In short, it's an abandonment by the state and institutions that has led Argentina to experience an atypical case of gender-based violence. "We've always had femicides, but not with this level of cruelty and morbidity," explains Sabina Federic, an anthropologist and expert in Crime and Violence, and former Minister of National Security (2019-2021), in an interview with ARA.

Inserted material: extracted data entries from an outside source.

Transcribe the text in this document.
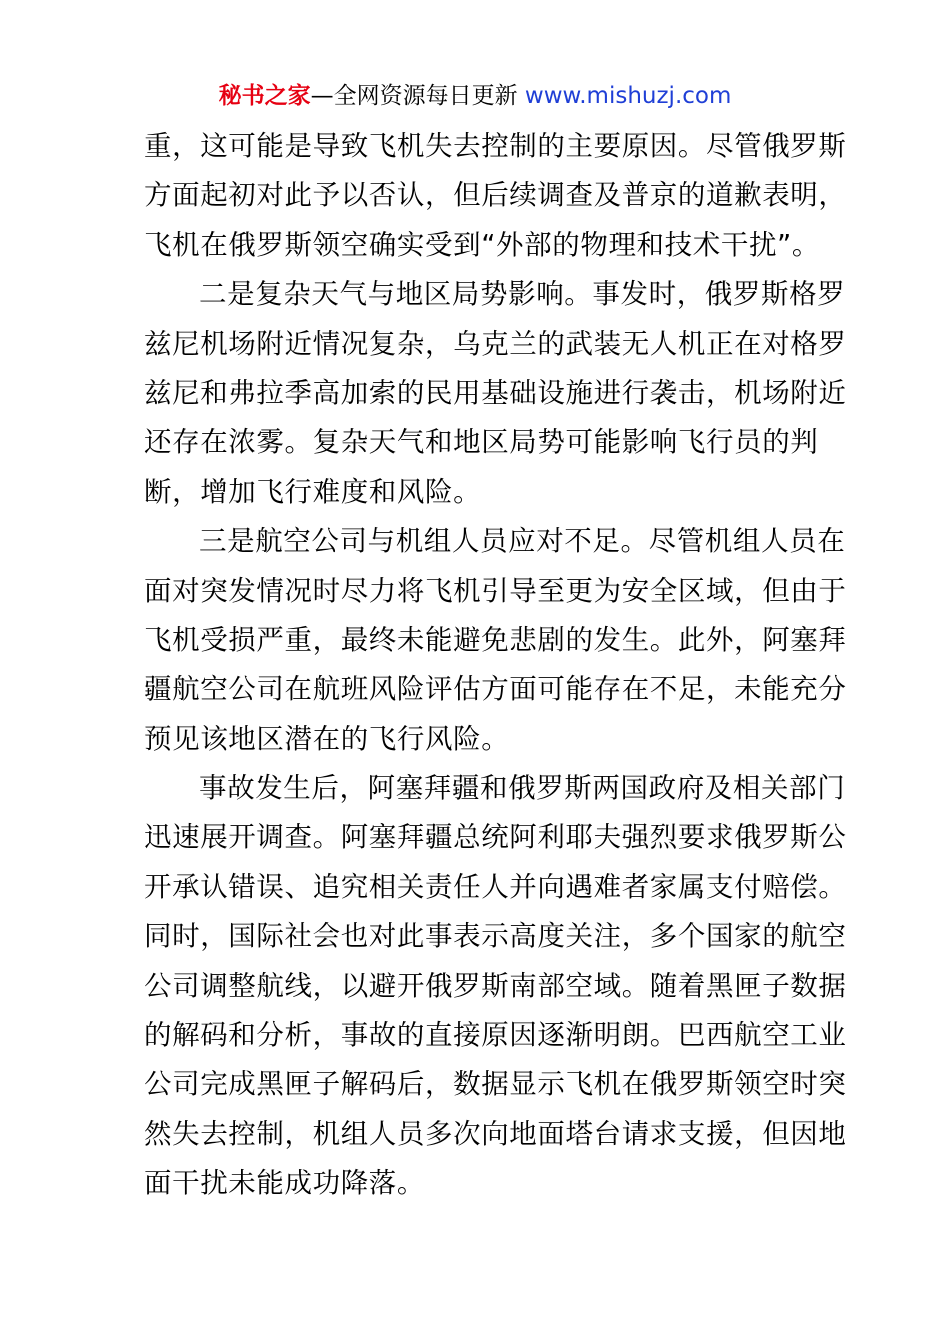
秘书之家—全网资源每日更新 www.mishuzj.com
重，这可能是导致飞机失去控制的主要原因。尽管俄罗斯
方面起初对此予以否认，但后续调查及普京的道歉表明，
飞机在俄罗斯领空确实受到“外部的物理和技术干扰”。
二是复杂天气与地区局势影响。事发时，俄罗斯格罗
兹尼机场附近情况复杂，乌克兰的武装无人机正在对格罗
兹尼和弗拉季高加索的民用基础设施进行袭击，机场附近
还存在浓雾。复杂天气和地区局势可能影响飞行员的判
断，增加飞行难度和风险。
三是航空公司与机组人员应对不足。尽管机组人员在
面对突发情况时尽力将飞机引导至更为安全区域，但由于
飞机受损严重，最终未能避免悲剧的发生。此外，阿塞拜
疆航空公司在航班风险评估方面可能存在不足，未能充分
预见该地区潜在的飞行风险。
事故发生后，阿塞拜疆和俄罗斯两国政府及相关部门
迅速展开调查。阿塞拜疆总统阿利耶夫强烈要求俄罗斯公
开承认错误、追究相关责任人并向遇难者家属支付赔偿。
同时，国际社会也对此事表示高度关注，多个国家的航空
公司调整航线，以避开俄罗斯南部空域。随着黑匣子数据
的解码和分析，事故的直接原因逐渐明朗。巴西航空工业
公司完成黑匣子解码后，数据显示飞机在俄罗斯领空时突
然失去控制，机组人员多次向地面塔台请求支援，但因地
面干扰未能成功降落。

Federic first points to the rise in informal employment: according to official data, 43% of Argentina's working population works in the informal sector, an increase of 10% in the last ten years. Of these nine million people, 60% are young people under 30, the majority of whom are women. "In the long term, this means generations and generations are excluded from access to education, who end up resorting to selling drugs or their bodies," explains Federic, who, along the same lines, refuses to blame families for the lack of care or attention. While acknowledging that these problems "are not new" in Argentina, she also points out that Javier Milei's government has "exacerbated" them. The most problematic aspect, she says, is that "it was precisely these poor young people to whom Milei had made so many promises for the future and who probably voted for him." For the expert, it's not that the state is absent, but that it has become "increasingly a policing force rather than a caretaker."
Also critical of state management, Esteban Rodríguez Alzueta, researcher at the National University of Quilmes and author of the book The world is corrupt, He agrees that "the state works in an uncoordinated and fragmented manner," he says in the ARA. He regrets that Milei has relaunched "a new <
A crime exploited by politics
Both Milei and the Minister of Security, Patricia Bullrich, have chosen to point the finger at the governor of the province of Buenos Aires, Peronist Axel Kicillof, as responsible for the triple murder and its causes. The minister even denied that it was a femicide: "We're not going to get into the politicization that it's a gender issue," she said in an interview on Radio Mitre. "In that case, there are three women, but it could have been three men; it's a mafia-style methodology," she argued.
An analysis with which feminist movements, which mobilized across the country this Saturday, strongly disagree. The demonstration in Buenos Aires was massive, on a rainy afternoon, well into spring. The march, led by the families of Brenda, Morena, and Lara, was marked by solemnity, but also by rage and indignation.In the neighborhoods we don't want any more dead girls.", read a banner;"Stop killing us – the state denies gender violence while there is a femicide every 26 hours", said another.
"We feel like our lives, women's lives, are worthless," Noelia tells ARA, overwhelmed and with tears in her eyes. "Men need to start debating among themselves, because we can't be the ones who suffer the consequences of this violence and, furthermore, the ones who need to educate; no, we're tired."